The Super Hornet has two refueling missions — recovery and mission tanking — that will be taken over by the Stingrays. Mission tanking extends the operational range of aircraft hundreds of miles from the strike group while recovery tanking missions happen close to the carrier and are a hedge against aircraft running out of fuel during landing.
“The MQ-25 will be much more efficient than the Rhino (Super Hornets), and it will give us the ability to get out there and refuel four to six airplanes at range,” Shoemaker told Proceedings.
“It will also work as a recovery tanker for cyclic ops, with the ability to cover at least three cycles. Launch one airplane, and it goes overhead, drops back down for the recovery, and goes back up to altitude to wait for the next recovery. We will not be putting any wear and tear on Super Hornets for the tanking mission, which is good. … Right now, the focus is to make it a tanker to extend the reach of the air wing and reduce some of the fatigue life expenditure on our Super Hornets. The only tankers we have in the air wing are the Rhinos.”
“We also have precision landing modes we are delivering in Super Hornets and [EA-18G] Growlers that will make landing on the carrier much easier. I think the combination of having extra gas airborne and the precision landing modes will reduce the number of tankers needed because the air wing’s ability to recover much more efficiently,” he said.
Shoemaker also talked about the Navy’s plans to man and operate the Stingray and described an arrangement similar to how the service’s helicopter community will cross-train to operate the MQ-8B/C Fire Scout UAV.
“We are looking at the manning construct of that right now. We will likely operate the MQ-25 in the same fashion—creating a small detachment of officers who run the MQ-25 and operate it on deployment,” he said.
“The pilots will come from the Hornet, E-2, Growler and F-35 communities.”

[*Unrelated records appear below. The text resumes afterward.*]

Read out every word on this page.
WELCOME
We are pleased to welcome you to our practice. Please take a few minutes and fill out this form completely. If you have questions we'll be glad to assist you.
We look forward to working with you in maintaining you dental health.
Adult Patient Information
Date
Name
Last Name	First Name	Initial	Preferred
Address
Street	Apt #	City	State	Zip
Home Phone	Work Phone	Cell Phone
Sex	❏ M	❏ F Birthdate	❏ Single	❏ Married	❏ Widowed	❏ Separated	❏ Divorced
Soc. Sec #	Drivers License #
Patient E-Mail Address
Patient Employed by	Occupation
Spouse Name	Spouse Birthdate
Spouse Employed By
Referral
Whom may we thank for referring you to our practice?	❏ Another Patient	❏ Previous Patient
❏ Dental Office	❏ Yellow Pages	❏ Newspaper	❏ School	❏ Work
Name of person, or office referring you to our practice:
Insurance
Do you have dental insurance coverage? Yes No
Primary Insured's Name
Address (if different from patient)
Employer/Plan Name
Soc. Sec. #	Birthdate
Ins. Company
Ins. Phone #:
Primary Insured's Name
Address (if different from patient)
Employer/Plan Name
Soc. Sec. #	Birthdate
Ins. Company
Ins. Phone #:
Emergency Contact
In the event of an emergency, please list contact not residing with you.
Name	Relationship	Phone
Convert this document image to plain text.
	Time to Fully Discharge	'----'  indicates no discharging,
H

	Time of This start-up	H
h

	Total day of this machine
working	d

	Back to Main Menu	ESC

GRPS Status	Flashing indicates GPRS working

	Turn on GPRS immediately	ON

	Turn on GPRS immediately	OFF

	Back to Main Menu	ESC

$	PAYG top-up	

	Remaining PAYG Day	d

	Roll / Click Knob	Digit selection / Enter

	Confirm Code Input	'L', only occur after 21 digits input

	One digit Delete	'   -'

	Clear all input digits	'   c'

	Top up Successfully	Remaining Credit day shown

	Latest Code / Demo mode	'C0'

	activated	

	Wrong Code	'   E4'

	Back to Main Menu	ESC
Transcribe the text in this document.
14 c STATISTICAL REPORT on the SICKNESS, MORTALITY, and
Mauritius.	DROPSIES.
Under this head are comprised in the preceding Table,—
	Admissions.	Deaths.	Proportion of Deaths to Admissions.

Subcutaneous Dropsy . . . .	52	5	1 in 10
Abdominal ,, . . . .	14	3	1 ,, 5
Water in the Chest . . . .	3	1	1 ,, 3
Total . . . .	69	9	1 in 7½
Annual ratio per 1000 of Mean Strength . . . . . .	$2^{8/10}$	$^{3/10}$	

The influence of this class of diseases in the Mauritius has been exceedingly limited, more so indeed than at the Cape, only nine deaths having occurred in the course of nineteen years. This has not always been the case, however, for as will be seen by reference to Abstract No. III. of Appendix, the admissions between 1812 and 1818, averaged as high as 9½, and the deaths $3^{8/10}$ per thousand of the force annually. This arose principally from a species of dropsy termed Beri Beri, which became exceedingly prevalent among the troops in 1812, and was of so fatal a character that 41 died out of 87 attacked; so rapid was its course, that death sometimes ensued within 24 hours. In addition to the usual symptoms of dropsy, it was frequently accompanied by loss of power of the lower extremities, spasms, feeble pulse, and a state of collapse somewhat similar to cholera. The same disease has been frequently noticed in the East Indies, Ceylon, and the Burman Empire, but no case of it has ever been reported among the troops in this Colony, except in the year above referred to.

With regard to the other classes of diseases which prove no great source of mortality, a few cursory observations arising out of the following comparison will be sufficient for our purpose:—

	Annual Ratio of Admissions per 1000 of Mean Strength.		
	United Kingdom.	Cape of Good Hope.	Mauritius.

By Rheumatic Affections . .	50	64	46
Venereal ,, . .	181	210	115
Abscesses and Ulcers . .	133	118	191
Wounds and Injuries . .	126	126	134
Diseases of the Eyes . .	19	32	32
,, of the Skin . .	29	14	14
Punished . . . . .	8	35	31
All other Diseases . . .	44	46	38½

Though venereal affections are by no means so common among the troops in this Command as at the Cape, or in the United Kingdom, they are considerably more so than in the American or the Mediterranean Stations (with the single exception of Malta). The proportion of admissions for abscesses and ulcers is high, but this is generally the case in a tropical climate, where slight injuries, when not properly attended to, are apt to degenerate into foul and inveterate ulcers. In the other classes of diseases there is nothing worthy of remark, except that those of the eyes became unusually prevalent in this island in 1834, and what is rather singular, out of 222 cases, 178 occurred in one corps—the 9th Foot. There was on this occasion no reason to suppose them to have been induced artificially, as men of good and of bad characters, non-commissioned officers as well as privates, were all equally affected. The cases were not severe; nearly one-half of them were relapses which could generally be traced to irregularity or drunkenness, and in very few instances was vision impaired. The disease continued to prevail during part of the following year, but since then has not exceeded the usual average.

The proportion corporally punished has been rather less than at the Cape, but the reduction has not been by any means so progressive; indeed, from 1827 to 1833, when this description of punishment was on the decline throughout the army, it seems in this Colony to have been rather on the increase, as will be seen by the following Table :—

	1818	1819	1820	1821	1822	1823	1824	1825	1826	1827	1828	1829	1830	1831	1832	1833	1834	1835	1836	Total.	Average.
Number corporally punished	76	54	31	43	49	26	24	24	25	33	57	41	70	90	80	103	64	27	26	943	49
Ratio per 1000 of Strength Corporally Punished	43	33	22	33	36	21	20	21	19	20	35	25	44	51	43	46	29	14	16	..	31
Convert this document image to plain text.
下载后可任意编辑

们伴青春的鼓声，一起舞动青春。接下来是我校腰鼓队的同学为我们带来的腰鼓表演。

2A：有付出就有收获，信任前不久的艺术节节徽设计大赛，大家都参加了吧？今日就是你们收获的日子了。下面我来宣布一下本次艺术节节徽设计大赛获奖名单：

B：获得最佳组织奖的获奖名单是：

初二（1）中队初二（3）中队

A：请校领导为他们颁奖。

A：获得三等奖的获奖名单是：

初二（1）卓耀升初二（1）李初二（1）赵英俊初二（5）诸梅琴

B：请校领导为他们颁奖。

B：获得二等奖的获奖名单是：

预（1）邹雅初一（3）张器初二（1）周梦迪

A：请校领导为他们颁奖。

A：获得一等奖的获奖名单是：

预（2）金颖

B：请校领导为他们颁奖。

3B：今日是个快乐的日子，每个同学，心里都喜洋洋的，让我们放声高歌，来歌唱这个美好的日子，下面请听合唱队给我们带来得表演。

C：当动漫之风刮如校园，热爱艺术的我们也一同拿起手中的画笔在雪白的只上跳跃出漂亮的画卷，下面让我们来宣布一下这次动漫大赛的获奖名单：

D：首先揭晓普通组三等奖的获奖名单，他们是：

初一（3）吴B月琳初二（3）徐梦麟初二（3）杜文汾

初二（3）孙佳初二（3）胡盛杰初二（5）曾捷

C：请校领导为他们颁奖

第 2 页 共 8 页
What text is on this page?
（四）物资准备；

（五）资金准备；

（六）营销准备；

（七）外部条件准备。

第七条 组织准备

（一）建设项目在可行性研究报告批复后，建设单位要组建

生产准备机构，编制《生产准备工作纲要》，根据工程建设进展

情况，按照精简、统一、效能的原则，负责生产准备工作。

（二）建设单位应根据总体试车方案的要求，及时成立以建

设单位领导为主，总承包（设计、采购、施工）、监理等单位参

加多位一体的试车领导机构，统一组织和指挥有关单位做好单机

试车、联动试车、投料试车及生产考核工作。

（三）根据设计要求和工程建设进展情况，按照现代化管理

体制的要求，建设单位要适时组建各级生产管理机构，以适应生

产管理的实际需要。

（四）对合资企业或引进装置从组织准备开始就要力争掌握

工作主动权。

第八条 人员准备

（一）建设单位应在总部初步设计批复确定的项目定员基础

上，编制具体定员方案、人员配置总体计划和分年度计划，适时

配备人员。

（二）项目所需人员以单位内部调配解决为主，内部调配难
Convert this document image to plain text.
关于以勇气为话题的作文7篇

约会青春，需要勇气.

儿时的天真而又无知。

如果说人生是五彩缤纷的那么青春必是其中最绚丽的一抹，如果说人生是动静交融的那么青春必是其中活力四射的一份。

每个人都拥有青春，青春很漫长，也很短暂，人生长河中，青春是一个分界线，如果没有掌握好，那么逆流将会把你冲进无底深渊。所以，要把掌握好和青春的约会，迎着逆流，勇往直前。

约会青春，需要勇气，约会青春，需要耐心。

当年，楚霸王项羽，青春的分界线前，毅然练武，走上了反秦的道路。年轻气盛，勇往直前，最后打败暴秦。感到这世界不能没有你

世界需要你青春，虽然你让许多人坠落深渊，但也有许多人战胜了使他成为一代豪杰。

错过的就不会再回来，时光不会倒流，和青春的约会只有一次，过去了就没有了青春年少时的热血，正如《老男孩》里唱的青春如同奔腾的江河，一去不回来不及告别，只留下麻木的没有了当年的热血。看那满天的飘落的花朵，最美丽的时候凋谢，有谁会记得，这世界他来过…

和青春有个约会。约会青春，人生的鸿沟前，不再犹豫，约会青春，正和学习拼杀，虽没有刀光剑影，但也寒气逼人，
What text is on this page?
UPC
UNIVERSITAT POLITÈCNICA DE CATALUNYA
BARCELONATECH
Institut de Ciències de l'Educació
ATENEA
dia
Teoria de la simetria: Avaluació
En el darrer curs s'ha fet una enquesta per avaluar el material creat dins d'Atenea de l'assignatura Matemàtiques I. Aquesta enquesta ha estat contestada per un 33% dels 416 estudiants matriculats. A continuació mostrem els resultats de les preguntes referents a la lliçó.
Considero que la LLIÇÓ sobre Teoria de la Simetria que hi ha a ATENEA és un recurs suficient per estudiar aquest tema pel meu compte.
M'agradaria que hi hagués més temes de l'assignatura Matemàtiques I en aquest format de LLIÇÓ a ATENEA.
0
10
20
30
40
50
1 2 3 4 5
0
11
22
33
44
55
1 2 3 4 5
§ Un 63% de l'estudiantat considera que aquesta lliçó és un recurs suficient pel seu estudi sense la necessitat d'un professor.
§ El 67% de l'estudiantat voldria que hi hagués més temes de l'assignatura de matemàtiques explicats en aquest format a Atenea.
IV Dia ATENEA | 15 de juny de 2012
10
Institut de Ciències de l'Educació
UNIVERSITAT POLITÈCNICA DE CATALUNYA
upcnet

Shoemaker’s comments are the most specific information yet on the Navy’s refueling goals for MQ-25A program. Naval Air Systems Command has been more vague on the Navy’s goal for Stingray.
In a July interview with USNI News, Rear Adm. Mark Darrah, Program Executive Officer Unmanned Aviation and Strike Weapons, and MQ-25A program manager Capt. Beau Duarte said they didn’t intend to release the specific goals for ranges and instead have only two public key performance parameters for the program.
“Carrier suitability. The system needs to be able to operate off of the aircraft carrier and integrate with all of the subsystems of the carrier. That’s catapults, that’s existing launch and recovery equipment,” Duarte told USNI News in July.
“Mission tanking. Sea-based tanker is the second KPP. It needs to be able to deliver a robust fuel offload at range to support an extension of the air wing and add flexibility of what’s available from a mission tanking perspective. There are a number of key system attributes or other requirements lower than that that are subsequent to [those] and are of lower importance and that will allow us to focus on those two key areas on tanking and carrier suitability and let those be the primary design drivers. “
Additionally, Darrah said NAVAIR would also be non-specific on price.
“When we put a number out there, eerily they tend to get to that number and go backward, go backward in their development so they hit that number. We are taking a different approach this time,” he said.
“We’re not going to define that number at this point and direct them to provide us with their input so that we can adequately and accurately determine what they truly can do.”
NAVAIR released a draft request for proposal for the MQ-25A’s air segment, which will be the last refinement of the program before an anticipated fall full RFP to competitors Northrop Grumman, General Atomics, Boeing and Lockheed Martin. The Navy is developing the datalinks and ground control system for the effort.
USNI News understands that Chief of Naval Operations Adm. John Richardson wants the first Stingrays operating from carriers as early as 2019.